I am no fan of British prime minister David Cameron but this surprisingly long-running drama about whether or not he did something stupid involving a dead pig while he was a student at university is absurd. Cameron has issued some ambiguous denials and said that he is too busy to spend time on this issue and pursue legal action for defamation.

I think the media should drop this or at the most have a laugh and move on. Young people, and especially young men, do stupid things, especially when they are members of college societies that require all manner of absurd rituals as part of their initiation or loyalty rites. Such practices supposedly generate bonding by making the victim a target for momentary ridicule. The danger is that they tend to escalate because of the sadism of some of the perpetrators and can cause physical or psychological damage to the victim. I would like to see them disappear altogether because no person has the right to humiliate another.

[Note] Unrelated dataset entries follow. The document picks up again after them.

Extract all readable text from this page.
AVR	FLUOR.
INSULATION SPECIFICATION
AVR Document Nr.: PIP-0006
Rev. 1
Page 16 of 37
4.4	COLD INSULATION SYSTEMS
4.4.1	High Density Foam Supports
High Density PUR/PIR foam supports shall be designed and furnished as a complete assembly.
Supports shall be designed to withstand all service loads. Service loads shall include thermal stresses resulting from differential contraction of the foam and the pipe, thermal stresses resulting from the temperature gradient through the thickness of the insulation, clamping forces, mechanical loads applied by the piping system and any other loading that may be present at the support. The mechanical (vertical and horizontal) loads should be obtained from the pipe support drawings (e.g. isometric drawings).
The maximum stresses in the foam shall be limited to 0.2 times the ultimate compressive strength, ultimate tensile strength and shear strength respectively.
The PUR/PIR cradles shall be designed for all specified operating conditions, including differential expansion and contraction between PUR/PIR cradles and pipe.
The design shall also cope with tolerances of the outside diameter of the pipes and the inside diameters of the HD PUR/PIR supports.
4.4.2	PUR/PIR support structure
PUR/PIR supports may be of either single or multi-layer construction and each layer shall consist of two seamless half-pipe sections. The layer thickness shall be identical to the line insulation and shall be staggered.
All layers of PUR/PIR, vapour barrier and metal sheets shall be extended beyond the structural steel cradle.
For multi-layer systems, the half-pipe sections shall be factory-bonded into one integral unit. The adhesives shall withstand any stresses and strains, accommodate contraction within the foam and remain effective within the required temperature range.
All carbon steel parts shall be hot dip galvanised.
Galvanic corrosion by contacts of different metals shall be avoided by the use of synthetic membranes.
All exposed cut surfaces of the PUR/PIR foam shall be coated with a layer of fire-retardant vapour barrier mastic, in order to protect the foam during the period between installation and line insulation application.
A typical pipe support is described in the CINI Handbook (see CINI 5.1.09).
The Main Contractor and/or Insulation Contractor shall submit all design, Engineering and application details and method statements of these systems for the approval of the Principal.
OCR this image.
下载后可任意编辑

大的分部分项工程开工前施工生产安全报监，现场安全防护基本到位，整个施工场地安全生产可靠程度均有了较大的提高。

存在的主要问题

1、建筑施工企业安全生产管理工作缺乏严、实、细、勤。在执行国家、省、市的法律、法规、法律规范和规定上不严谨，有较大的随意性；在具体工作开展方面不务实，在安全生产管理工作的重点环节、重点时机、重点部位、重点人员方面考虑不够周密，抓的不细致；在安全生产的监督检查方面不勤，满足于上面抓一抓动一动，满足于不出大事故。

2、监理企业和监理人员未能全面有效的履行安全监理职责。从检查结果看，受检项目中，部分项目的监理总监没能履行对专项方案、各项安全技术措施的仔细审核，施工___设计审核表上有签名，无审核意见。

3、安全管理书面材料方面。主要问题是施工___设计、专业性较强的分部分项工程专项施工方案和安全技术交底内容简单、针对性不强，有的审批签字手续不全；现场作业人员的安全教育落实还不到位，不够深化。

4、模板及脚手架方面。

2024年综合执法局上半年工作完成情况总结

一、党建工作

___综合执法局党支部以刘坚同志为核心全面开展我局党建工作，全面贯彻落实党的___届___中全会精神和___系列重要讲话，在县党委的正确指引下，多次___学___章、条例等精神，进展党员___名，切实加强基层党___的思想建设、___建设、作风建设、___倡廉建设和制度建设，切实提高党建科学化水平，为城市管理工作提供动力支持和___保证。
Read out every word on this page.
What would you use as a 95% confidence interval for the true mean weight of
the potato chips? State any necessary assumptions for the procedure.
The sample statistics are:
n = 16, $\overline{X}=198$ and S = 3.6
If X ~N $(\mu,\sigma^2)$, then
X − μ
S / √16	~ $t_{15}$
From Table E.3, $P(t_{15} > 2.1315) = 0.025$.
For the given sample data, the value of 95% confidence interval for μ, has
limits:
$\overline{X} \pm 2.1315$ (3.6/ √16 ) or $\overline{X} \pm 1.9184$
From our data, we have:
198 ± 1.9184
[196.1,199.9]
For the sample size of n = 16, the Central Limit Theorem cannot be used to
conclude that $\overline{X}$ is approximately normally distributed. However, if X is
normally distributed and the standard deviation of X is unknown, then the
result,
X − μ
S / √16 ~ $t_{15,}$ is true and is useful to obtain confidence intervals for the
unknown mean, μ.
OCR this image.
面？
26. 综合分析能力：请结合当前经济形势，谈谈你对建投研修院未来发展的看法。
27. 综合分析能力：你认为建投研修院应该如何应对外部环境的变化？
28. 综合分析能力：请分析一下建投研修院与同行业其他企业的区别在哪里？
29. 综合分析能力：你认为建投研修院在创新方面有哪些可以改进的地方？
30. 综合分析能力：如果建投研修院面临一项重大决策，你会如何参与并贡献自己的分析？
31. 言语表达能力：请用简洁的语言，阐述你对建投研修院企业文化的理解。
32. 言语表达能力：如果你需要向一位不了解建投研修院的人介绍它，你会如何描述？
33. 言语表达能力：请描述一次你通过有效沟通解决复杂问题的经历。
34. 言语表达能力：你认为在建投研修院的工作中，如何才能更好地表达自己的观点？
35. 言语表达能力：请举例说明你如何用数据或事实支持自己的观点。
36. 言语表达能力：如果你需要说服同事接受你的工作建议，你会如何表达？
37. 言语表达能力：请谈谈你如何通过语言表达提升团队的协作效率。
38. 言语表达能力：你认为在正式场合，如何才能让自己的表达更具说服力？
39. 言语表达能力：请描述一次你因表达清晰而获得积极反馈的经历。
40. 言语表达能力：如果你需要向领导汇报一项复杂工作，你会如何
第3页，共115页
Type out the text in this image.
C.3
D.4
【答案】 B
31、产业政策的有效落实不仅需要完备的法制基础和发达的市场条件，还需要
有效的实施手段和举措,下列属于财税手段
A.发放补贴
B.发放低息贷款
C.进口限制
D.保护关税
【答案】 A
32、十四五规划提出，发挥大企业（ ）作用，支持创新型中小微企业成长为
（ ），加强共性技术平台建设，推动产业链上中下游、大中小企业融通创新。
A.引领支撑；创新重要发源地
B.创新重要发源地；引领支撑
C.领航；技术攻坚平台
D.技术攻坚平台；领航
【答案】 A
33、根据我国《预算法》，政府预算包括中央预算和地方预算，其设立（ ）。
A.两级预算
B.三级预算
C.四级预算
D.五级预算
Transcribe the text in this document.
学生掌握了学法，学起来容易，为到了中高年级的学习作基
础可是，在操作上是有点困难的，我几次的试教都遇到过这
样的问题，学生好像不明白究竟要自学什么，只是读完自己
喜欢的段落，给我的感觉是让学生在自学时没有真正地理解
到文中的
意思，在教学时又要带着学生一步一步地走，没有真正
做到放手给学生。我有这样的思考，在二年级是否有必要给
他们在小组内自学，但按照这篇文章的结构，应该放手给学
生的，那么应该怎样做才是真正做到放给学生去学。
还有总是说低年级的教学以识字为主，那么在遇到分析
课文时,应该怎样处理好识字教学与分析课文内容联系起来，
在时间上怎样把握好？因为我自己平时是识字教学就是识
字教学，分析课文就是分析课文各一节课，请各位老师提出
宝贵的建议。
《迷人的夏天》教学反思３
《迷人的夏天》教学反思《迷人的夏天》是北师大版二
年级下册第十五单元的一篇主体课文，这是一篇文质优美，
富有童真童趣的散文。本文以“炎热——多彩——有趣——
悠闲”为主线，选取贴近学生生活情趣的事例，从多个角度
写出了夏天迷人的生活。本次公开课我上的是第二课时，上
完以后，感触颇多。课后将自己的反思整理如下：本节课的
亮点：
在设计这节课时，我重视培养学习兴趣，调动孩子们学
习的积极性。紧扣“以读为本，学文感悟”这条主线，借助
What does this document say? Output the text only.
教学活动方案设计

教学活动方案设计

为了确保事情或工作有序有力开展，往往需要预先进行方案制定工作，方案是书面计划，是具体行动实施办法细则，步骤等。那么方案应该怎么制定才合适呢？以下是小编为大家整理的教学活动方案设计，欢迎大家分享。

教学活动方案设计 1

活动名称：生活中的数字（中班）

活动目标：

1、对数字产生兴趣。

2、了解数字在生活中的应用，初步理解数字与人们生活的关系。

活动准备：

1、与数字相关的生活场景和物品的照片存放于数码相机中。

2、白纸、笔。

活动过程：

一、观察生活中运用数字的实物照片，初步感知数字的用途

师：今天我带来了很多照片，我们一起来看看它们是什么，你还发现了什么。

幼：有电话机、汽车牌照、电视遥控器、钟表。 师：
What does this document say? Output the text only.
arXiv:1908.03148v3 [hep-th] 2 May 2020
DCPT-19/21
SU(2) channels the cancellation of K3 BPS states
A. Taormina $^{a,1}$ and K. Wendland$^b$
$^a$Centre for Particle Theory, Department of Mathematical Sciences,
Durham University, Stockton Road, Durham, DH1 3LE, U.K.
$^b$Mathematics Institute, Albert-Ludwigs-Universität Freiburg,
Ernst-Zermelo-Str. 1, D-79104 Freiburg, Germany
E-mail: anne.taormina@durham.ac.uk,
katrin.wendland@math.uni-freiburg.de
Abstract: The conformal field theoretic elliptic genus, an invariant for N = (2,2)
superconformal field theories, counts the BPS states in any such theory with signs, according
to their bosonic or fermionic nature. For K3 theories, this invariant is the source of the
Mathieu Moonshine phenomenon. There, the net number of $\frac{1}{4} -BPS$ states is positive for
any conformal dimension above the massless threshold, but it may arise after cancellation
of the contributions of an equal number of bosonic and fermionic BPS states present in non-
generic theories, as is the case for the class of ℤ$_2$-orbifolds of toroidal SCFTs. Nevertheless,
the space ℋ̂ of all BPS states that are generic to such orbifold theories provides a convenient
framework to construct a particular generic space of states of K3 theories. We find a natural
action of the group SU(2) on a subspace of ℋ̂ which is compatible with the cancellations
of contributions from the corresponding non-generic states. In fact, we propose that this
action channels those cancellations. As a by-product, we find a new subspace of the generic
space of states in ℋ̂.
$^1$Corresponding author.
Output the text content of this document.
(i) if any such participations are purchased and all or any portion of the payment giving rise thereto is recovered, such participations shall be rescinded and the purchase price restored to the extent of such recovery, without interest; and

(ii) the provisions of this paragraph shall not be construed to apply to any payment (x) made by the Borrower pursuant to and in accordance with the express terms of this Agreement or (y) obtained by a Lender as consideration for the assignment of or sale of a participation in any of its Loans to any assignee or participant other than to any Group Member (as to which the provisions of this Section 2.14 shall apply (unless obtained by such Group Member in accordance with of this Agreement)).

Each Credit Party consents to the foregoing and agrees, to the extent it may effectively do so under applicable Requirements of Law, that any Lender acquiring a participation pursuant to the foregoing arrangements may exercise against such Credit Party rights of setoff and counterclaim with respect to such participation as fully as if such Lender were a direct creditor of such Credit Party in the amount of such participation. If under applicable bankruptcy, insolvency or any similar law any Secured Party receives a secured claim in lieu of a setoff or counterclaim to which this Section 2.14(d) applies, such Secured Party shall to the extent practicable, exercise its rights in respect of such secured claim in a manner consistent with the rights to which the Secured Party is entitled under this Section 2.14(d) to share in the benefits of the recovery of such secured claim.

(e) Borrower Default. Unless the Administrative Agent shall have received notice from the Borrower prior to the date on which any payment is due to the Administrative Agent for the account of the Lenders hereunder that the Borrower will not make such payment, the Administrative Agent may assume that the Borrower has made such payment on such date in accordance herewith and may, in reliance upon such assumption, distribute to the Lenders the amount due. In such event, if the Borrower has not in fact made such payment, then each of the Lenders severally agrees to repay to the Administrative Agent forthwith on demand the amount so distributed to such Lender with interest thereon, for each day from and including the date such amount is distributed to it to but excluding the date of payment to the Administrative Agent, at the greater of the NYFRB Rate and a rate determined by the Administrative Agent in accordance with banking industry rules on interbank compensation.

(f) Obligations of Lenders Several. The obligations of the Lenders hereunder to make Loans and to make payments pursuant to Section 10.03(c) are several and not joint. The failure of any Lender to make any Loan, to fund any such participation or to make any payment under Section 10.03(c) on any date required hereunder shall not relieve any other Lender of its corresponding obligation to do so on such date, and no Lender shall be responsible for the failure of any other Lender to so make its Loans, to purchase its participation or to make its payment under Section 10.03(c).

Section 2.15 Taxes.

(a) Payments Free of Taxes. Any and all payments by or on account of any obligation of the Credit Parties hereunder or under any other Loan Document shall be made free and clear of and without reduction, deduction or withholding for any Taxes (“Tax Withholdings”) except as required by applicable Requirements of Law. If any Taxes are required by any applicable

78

Such practices undoubtedly reveal poor judgment by both the victim and the victimizers. But such poor judgment, unless it leads to dangerous or criminal acts, is the norm for young people and most of the time they grow out of it. If we use such acts to discredit them when they are much older, not many adults will be untainted.

I propose that we give people a stupidity pass for silliness committed before the age of 25.


  1. Who Cares says

    The reason he should not get a pass is that he and others in this society (and other societies like it) performed acts like this as a form of blackmail to each other. Don’t embarrass us and we won’t air this kind of stuff about you.
    Which incidentally is why it got out. A blabbermouth from the Piers society talked about it to Ashcroft. Who aired it in his biography of Cameron as a form of revenge for not getting what he expected, a cushy position in the government, in return for investing 10 million plus pounds in the Conservative party.

  2. Nate Carr (Totes not an imposter D:) says

    I wonder if the broader purpose if these activities is to ensure group loyalty through implied blackmail.

  3. says

    A pass for stupidity? Maybe, but only if there’s no criminality. Some will try to excuse anything.

    A pass for hypocrisy? Certainly not (re: George Bush’s prosecution of cocaine users and opposition to abortion).

  4. Pen says

    I think the media should drop this or at the most have a laugh and move on.

    I think we’re actually going to keep laughing about it as long as possible, given that we need all the laughs we can get, what with having to live with the not-so-funny stupidities he commits as prime minister.

  5. Dunc says

    This may be one of those US / UK things… While it seems to be fairly normal for young men in the US to do stupid things as initiation rites for college societies, it very much isn’t normal in the UK. We simply don’t have any equivalent of the “fraternity” system over here, and the few societies which do do this sort of thing are exclusively the preserve of the privileged elite. This issue is not so much around the specific act, but rather the class implications of it. If it were just “normal” student hijinks, I’d probably agree with you, but it’s not. It’s about his identity as a member of the gentry, and about the sort of social privilege that mere money or power cannot buy, but which remains extremely important in British society.

    The point is not that the allegations have discredited him. Quite the contrary, the point is that this sort of behaviour (and many other, much better-supported allegations of similar behaviour) is more-or-less expected from the class of which Cameron is a member. His ratings haven’t suffered at all as a result, whilst many other politicians from the lower classes have had their careers destroyed by much more innocuous matters.

    One of the key dynamics of the British class system is that they get to rule us, and in return, we get to laugh at them for their bizarre behaviour. It’s not the greatest deal from my point of view, but it’s the way things are.

  6. Mano Singham says

    GenghisFuan @#5,

    Thanks so much for that link. It is a fascinating and disturbing article and I am still digesting it.